David Matthews at Bristol University in the UK thinks the best use of
VirScan might lie outside of diagnostics, considering we already have
quick and easy tests for individual viruses. "Usually when you've got
a set of symptoms, doctors have a pretty good idea of what you've
got," he says.

Moreover, the immune system takes a while to make antibodies, so you
might not find a strong antibody response in the early stages of an
infection. The test would also not be able to distinguish between
antibodies made as a result of an infection and those triggered by a
vaccine.

Disease detective

Instead, the technique might be useful in outbreaks of new viruses.
Understanding how our immune system responds to other viral fragments
might reveal clues as to which family the new virus belongs to, says
Pamela Vallely at the University of Manchester, UK. "If we'd have had
this test during the HIV outbreak in the 1980s, it would have given us
a clue for where to be looking to find out more about the virus," she
says. "It's a really exciting technique."

As well as playing an investigative role in outbreaks, VirScan could
also offer a way to investigate whether viruses are involved in
disorders that aren't well understood.
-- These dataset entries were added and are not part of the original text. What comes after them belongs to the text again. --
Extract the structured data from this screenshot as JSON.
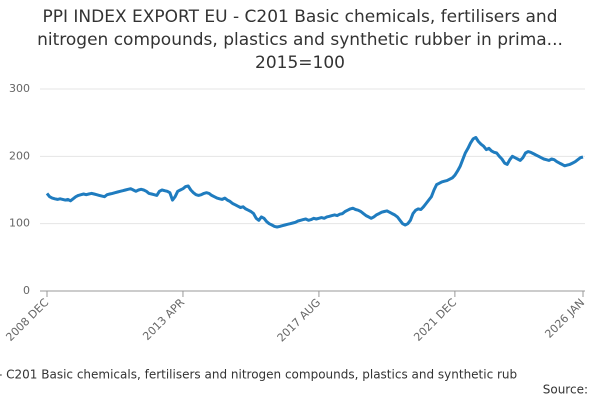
{
  "chart_data": {
    "type": "line",
    "title": "PPI INDEX EXPORT EU - C201 Basic chemicals, fertilisers and nitrogen compounds, plastics and synthetic rubber in prima... 2015=100",
    "footer": "- C201 Basic chemicals, fertilisers and nitrogen compounds, plastics and synthetic rub",
    "source": "Source:",
    "categories": [
      "2008 DEC",
      null,
      null,
      null,
      null,
      null,
      null,
      null,
      null,
      null,
      null,
      null,
      null,
      null,
      null,
      null,
      null,
      null,
      null,
      null,
      null,
      null,
      null,
      null,
      null,
      null,
      null,
      null,
      null,
      null,
      null,
      null,
      null,
      null,
      null,
      null,
      null,
      null,
      null,
      null,
      null,
      null,
      null,
      null,
      null,
      null,
      null,
      null,
      null,
      null,
      null,
      null,
      "2013 APR",
      null,
      null,
      null,
      null,
      null,
      null,
      null,
      null,
      null,
      null,
      null,
      null,
      null,
      null,
      null,
      null,
      null,
      null,
      null,
      null,
      null,
      null,
      null,
      null,
      null,
      null,
      null,
      null,
      null,
      null,
      null,
      null,
      null,
      null,
      null,
      null,
      null,
      null,
      null,
      null,
      null,
      null,
      null,
      null,
      null,
      null,
      null,
      null,
      null,
      null,
      null,
      "2017 AUG",
      null,
      null,
      null,
      null,
      null,
      null,
      null,
      null,
      null,
      null,
      null,
      null,
      null,
      null,
      null,
      null,
      null,
      null,
      null,
      null,
      null,
      null,
      null,
      null,
      null,
      null,
      null,
      null,
      null,
      null,
      null,
      null,
      null,
      null,
      null,
      null,
      null,
      null,
      null,
      null,
      null,
      null,
      null,
      null,
      null,
      null,
      null,
      null,
      null,
      null,
      null,
      "2021 DEC",
      null,
      null,
      null,
      null,
      null,
      null,
      null,
      null,
      null,
      null,
      null,
      null,
      null,
      null,
      null,
      null,
      null,
      null,
      null,
      null,
      null,
      null,
      null,
      null,
      null,
      null,
      null,
      null,
      null,
      null,
      null,
      null,
      null,
      null,
      null,
      null,
      null,
      null,
      null,
      null,
      null,
      null,
      null,
      null,
      null,
      null,
      null,
      null,
      "2026 JAN"
    ],
    "values": [
      145,
      140,
      138,
      137,
      136,
      137,
      136,
      135,
      136,
      134,
      137,
      140,
      142,
      143,
      144,
      143,
      144,
      145,
      144,
      143,
      142,
      141,
      140,
      143,
      144,
      145,
      146,
      147,
      148,
      149,
      150,
      151,
      152,
      150,
      148,
      150,
      151,
      150,
      148,
      145,
      144,
      143,
      142,
      148,
      150,
      149,
      148,
      146,
      135,
      140,
      148,
      150,
      152,
      155,
      156,
      150,
      146,
      143,
      142,
      143,
      145,
      146,
      145,
      142,
      140,
      138,
      137,
      136,
      138,
      135,
      133,
      130,
      128,
      126,
      124,
      125,
      122,
      120,
      118,
      115,
      108,
      105,
      110,
      108,
      103,
      100,
      98,
      96,
      95,
      96,
      97,
      98,
      99,
      100,
      101,
      102,
      104,
      105,
      106,
      107,
      105,
      106,
      108,
      107,
      108,
      109,
      108,
      110,
      111,
      112,
      113,
      112,
      114,
      115,
      118,
      120,
      122,
      123,
      121,
      120,
      118,
      115,
      112,
      110,
      108,
      110,
      113,
      115,
      117,
      118,
      119,
      117,
      115,
      113,
      110,
      105,
      100,
      98,
      100,
      105,
      115,
      120,
      122,
      121,
      125,
      130,
      135,
      140,
      150,
      158,
      160,
      162,
      163,
      164,
      166,
      168,
      172,
      178,
      185,
      195,
      205,
      212,
      220,
      226,
      228,
      222,
      218,
      215,
      210,
      212,
      208,
      206,
      205,
      200,
      196,
      190,
      188,
      195,
      200,
      198,
      196,
      194,
      198,
      205,
      207,
      206,
      204,
      202,
      200,
      198,
      196,
      195,
      194,
      196,
      195,
      192,
      190,
      188,
      186,
      187,
      188,
      190,
      192,
      195,
      198,
      199
    ],
    "color": "#1f7cbf",
    "ylim": [
      0,
      300
    ],
    "yticks": [
      0,
      100,
      200,
      300
    ],
    "grid": true
  }
}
For example, Elledge's team
will be collaborating with another group to test people with chronic
fatigue syndrome, to see if they might have been infected with any of
the same viruses.

"Multiple sclerosis is usually wheeled out as being linked to a
virus," adds Vallely. "You could check."

Down on the farm

The team used the test to screen blood samples from 569 people from
four countries – the US, South Africa, Thailand and Peru. As you might
expect, adults appeared to have encountered more viruses than
children. Each person had been infected with an average of 10 viruses
over their lifetime.

Matthews thinks it would be worth extending the screen to animal
populations. He envisages screening wild populations of animals
thought to be linked to emerging diseases. "You could test the wild
bat population to get a good idea of what viruses are out there," he
says.

At the same time, farm animals could be comprehensively screened.
Farmers that are able to identify viruses affecting the health or
yields of their herds might be able to halt the spread of those
viruses, says Matthews.

"It is a fantastic piece of work and will be very, very useful," he says.